Calls to increase the minimum wage from MLAs were heard in the Legislative Assembly this week, but there was no commitment on an increase from the GNWT.
The GNWT is currently topping up minimum wage worker’s earnings, with minimum wage workers being paid $18 rather than the territory’s standard $13.46.
Frame Lake MLA Kevin O’Reilly said the fact this program is needed is the clearest sign minimum wage is too low.
“It would be unbelievable, if not completely unfair, if the effective minimum wage in the NWT is rolled back from anything less than $18 an hour, which is what people have been getting for the last 10 months,” he added.
In the Legislative Assembly this week, R.J. Simpson said he was considering a number of options, but didn’t give an indication as to whether the minimum wage would increase from $13.46.
Simpson noted there had been lots of discussion about a guaranteed basic income in the Legislative Assembly, but said studies done in B.C. showed that implementing a guaranteed basic income “probably is not going to solve all the issues.”
“What you need are targeted supports,” Simpson said. “You need to deal with people if they have addictions issues. You need to make sure that there are jobs for people to have. You need to make sure people can be trained. You need to make sure people have housing.”

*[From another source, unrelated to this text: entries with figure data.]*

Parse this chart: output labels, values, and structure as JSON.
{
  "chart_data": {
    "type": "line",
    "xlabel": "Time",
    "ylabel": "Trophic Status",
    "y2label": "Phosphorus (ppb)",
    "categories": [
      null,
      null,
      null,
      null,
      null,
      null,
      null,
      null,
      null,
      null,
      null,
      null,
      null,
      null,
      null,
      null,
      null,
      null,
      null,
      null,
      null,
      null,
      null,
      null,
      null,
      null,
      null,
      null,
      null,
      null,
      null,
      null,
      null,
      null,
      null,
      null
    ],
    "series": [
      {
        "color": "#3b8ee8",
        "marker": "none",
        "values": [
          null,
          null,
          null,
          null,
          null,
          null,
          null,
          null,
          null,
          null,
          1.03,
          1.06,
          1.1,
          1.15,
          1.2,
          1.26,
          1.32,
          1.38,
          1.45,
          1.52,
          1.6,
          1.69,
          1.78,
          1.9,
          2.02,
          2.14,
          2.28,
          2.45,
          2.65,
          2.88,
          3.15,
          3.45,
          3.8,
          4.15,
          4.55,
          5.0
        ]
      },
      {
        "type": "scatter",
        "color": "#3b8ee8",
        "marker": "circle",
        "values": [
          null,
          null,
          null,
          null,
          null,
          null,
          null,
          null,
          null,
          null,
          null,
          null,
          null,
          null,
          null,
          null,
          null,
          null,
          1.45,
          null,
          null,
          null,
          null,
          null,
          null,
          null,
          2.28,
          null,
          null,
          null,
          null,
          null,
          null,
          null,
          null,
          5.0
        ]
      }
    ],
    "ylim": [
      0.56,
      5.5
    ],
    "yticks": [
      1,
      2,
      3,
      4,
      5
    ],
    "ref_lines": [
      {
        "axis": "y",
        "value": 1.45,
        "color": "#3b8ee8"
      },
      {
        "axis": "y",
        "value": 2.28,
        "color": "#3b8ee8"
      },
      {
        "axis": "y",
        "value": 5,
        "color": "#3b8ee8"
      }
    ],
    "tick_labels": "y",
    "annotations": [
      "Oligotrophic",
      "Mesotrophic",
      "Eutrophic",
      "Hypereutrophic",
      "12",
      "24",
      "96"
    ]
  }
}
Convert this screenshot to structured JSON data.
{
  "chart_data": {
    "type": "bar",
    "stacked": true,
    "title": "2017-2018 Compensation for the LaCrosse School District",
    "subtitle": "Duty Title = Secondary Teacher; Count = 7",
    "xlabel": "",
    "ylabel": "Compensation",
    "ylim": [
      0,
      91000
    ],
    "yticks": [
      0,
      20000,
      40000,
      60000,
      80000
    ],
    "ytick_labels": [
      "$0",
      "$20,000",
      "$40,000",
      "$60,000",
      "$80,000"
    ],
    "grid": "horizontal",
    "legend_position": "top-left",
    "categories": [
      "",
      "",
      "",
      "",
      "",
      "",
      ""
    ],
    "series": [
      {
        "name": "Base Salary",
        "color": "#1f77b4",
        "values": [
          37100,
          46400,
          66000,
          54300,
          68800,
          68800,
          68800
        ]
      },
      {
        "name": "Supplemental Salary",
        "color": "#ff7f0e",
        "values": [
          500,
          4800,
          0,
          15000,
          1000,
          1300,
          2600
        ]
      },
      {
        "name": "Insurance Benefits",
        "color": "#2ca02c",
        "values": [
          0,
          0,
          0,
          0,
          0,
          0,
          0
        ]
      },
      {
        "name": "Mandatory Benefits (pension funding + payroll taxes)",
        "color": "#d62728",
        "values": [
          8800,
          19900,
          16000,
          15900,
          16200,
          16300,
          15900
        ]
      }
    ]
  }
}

“Just throwing money at a problem, as simple as it seems, and that is probably the allure of it, it does not necessarily mean that it works,” he added.
Simpson adds there was no money in the GNWT’s budget to increase the minimum wage subsidy for apprentices.
“The larger wage subsidy is funded through federal government programs, and they have a lot more money,” said Simpson. “The other wage subsidies, the $8 wage subsidies, are funded by the GNWT. We have to do our best to stretch our dollars as far as we can, and we don’t have enough to fund all of the apprentices in the territory with that budget.”
“Even as is, we fall quite short of that.”